In Prince Edward County, Ont., shop-owner Vi Jull found a charming little red-brick Loyalist house, circa 1875, and made it her own with pared-back French country style.
Rustic French bistro chairs and an airy metal chandelier — which draws attention to the high ceiling — establish a casual vibe in the dining room. A distressed mirror frame set in the high window adds architectural interest, and tall china cabinets flanking the new french doors echo the motif. A modern rug by Madeline Weinrib updates the look. The space does double-duty as a guest room, thanks to a pullout sofa and drapes that can close it off from the kitchen.
In Vancouver, the fashion stylist made a Gastown condo feel like a glamorous beachfront retreat using translucent materials and natural textures.
To craft a luxe and edgy space, Kate found inspiration in crystals and painted everything in her home white, turning it into a vacation-like home. In the living area, a Moorish keyhole archway paired with a contemporary L-shaped sectional creates visual tension. Kate, also known for her popular fashion blog Bullet with Butterfly Wings, covered the sofa in natural linen and layered it with downy pillows and knit throws. Roll-down blinds on the windows provide privacy when needed.

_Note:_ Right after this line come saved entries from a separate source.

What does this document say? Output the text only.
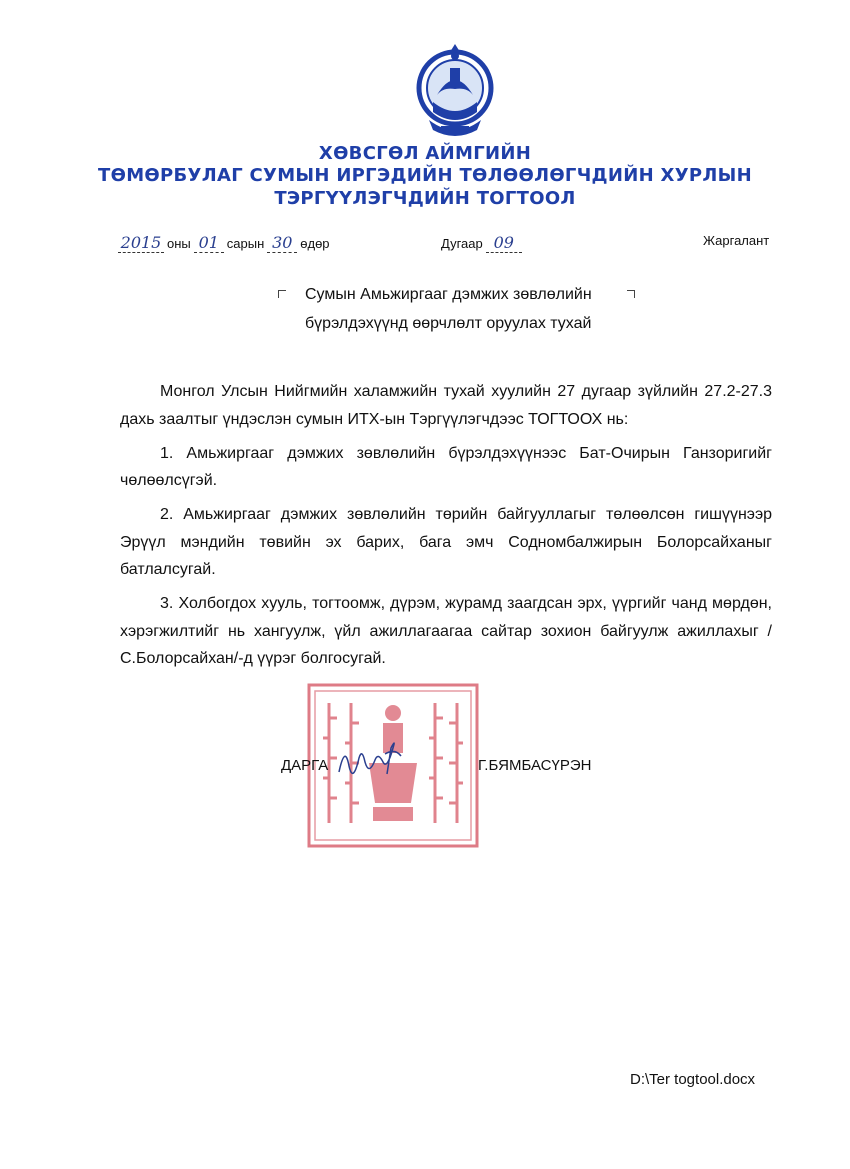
ХӨВСГӨЛ АЙМГИЙН
ТӨМӨРБУЛАГ СУМЫН ИРГЭДИЙН ТӨЛӨӨЛӨГЧДИЙН ХУРЛЫН
ТЭРГҮҮЛЭГЧДИЙН ТОГТООЛ
2015 оны 01 сарын 30 өдөр	Дугаар 09	Жаргалант
Сумын Амьжиргааг дэмжих зөвлөлийн
бүрэлдэхүүнд өөрчлөлт оруулах тухай

Монгол Улсын Нийгмийн халамжийн тухай хуулийн 27 дугаар зүйлийн 27.2-27.3 дахь заалтыг үндэслэн сумын ИТХ-ын Тэргүүлэгчдээс ТОГТООХ нь:

1. Амьжиргааг дэмжих зөвлөлийн бүрэлдэхүүнээс Бат-Очирын Ганзоригийг чөлөөлсүгэй.

2. Амьжиргааг дэмжих зөвлөлийн төрийн байгууллагыг төлөөлсөн гишүүнээр Эрүүл мэндийн төвийн эх барих, бага эмч Содномбалжирын Болорсайханыг батлалсугай.

3. Холбогдох хууль, тогтоомж, дүрэм, журамд заагдсан эрх, үүргийг чанд мөрдөн, хэрэгжилтийг нь хангуулж, үйл ажиллагаагаа сайтар зохион байгуулж ажиллахыг /С.Болорсайхан/-д үүрэг болгосугай.

ДАРГА	Г.БЯМБАСҮРЭН
D:\Ter togtool.docx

With its blend of modern and traditional, the 2012 Princess Margaret Welcome Home Sweepstakes showhome updates the enduring image of a dream home.
The two-storey ceiling in the 2012 Princess Margaret Showhome‘s great room gives the space an airy feeling. The Ralph Lauren sofa is upholstered in white linen with a tufted bench seat and is offset with a handcrafted coffee table that preserves the wood’s organic edge.
Stylist and designer Nicola Marc brought a sense of warmth, thoughtfulness and elegance to her corner unit by mixing casual items with luxurious ones.
To complement the swaths of sky outside the windows, she painted walls in celestial shades of soft blue, cloud-grey and white. The bed in the principal bedroom is well-layered with Nicola’s trademark elegant-casual mixture of fabrics: neutral-coloured linens, velvet pillows and charcoal lace pillowcases. A sisal rug brings a relaxed, natural feel.
Designer Colette van den Thillart returned from London to Toronto with bold and whimsical decorating ideas.
As creative director of NH Designs, she finds unique twists to add to each home she works on, including her own. Detailed millwork, sentimental artwork and objets, and cherished furnishings from past homes fill Colette’s latest residence. In the living room, a purple painting by Canadian artist James Lahey draws attention, along with theatrical Georgian panelling and Colette’s staple lush tablescapes.